On Wed, Feb 13, 2013 at 2:35 PM, Alessandro Presta
<[email protected]<mailto:[email protected]>> wrote:
Hi Zachary,
Are you running one of the examples or your own code?
It seems to me that a call to edge.getValue() is returning null, which should
never happen.
Alessandro
From: Zachary Hanif <[email protected]<mailto:[email protected]>>
Reply-To: "[email protected]<mailto:[email protected]>"
<[email protected]<mailto:[email protected]>>
Date: Wednesday, February 13, 2013 11:29 AM
To: "[email protected]<mailto:[email protected]>"
<[email protected]<mailto:[email protected]>>
Subject: Giraph/Netty issues on a cluster
(How embarrassing! I forgot a subject header in a previous attempt to post
this. Please reply to this thread, not the other.)
Hi everyone,
I am having some odd issues when trying to run a Giraph 0.2 job across my CDH
3u3 cluster. After building the jar, and deploying it across the cluster, I
start to notice a handful of my nodes reporting the following error:
2013-02-13 17:47:43,341 WARN
org.apache.giraph.comm.netty.handler.ResponseClientHandler: exceptionCaught:
Channel failed with remote address
<EDITED_INTERNAL_DNS>/10.2.0.16:30001<http://10.2.0.16:30001>
java.lang.NullPointerException
at
org.apache.giraph.vertex.EdgeListVertexBase.write(EdgeListVertexBase.java:106)
at
org.apache.giraph.partition.SimplePartition.write(SimplePartition.java:169)
at
org.apache.giraph.comm.requests.SendVertexRequest.writeRequest(SendVertexRequest.java:71)
at
org.apache.giraph.comm.requests.WritableRequest.write(WritableRequest.java:127)
at
org.apache.giraph.comm.netty.handler.RequestEncoder.encode(RequestEncoder.java:96)
at
org.jboss.netty.handler.codec.oneone.OneToOneEncoder.handleDownstream(OneToOneEncoder.java:61)
at
org.jboss.netty.handler.execution.ExecutionHandler.handleDownstream(ExecutionHandler.java:185)
at org.jboss.netty.channel.Channels.write(Channels.java:712)
at org.jboss.netty.channel.Channels.write(Channels.java:679)
at org.jboss.netty.channel.AbstractChannel.write(AbstractChannel.java:246)
at
org.apache.giraph.comm.netty.NettyClient.sendWritableRequest(NettyClient.java:655)
at
org.apache.giraph.comm.netty.NettyWorkerClient.sendWritableRequest(NettyWorkerClient.java:144)
at
org.apache.giraph.comm.netty.NettyWorkerClientRequestProcessor.doRequest(NettyWorkerClientRequestProcessor.java:425)
at
org.apache.giraph.comm.netty.NettyWorkerClientRequestProcessor.sendPartitionRequest(NettyWorkerClientRequestProcessor.java:195)
at
org.apache.giraph.comm.netty.NettyWorkerClientRequestProcessor.flush(NettyWorkerClientRequestProcessor.java:365)
at
org.apache.giraph.worker.InputSplitsCallable.call(InputSplitsCallable.java:190)
at
org.apache.giraph.worker.InputSplitsCallable.call(InputSplitsCallable.java:58)
at java.util.concurrent.FutureTask$Sync.innerRun(FutureTask.java:334)
at java.util.concurrent.FutureTask.run(FutureTask.java:166)
at
java.util.concurrent.ThreadPoolExecutor.runWorker(ThreadPoolExecutor.java:1110)
at
java.util.concurrent.ThreadPoolExecutor$Worker.run(ThreadPoolExecutor.java:603)
at java.lang.Thread.run(Thread.java:722)
What would be causing this?
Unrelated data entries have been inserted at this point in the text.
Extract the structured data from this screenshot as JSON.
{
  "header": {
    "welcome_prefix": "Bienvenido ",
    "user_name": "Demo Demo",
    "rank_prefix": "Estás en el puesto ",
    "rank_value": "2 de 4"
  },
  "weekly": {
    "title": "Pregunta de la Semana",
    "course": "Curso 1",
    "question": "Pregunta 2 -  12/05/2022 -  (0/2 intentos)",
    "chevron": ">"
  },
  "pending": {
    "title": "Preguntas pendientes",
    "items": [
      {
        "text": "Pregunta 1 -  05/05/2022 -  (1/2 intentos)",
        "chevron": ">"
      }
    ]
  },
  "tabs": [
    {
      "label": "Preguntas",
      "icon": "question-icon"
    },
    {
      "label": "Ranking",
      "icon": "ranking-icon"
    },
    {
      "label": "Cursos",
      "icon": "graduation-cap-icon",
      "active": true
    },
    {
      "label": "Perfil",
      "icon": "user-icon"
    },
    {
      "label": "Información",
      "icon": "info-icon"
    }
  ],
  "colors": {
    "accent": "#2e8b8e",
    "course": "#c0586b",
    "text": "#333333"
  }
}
All other Hadoop jobs run well on the cluster, and
when the Giraph job is run with only one worker, it completes without any
issues. When run with any number of workers >1, the above error occurs. I have
referenced this
post<http://mail-archives.apache.org/mod_mbox/giraph-user/201209.mbox/%3ccaeq6y7shc4in-l73nr7abizspmrrfw9sfa8tmi3myqml8vk...@mail.gmail.com%3E>
where superficially similar issues were discussed, but the root cause appears
to be different, and suggested methods of resolution are not panning out.
As extra background, the 'remote address' changes, as the error cycles through
my available cluster nodes, and the failing workers do not seem to favor one
physical machine over another. Not all nodes present this issue, only a handful
per job. Is there soemthing simple that I am missing?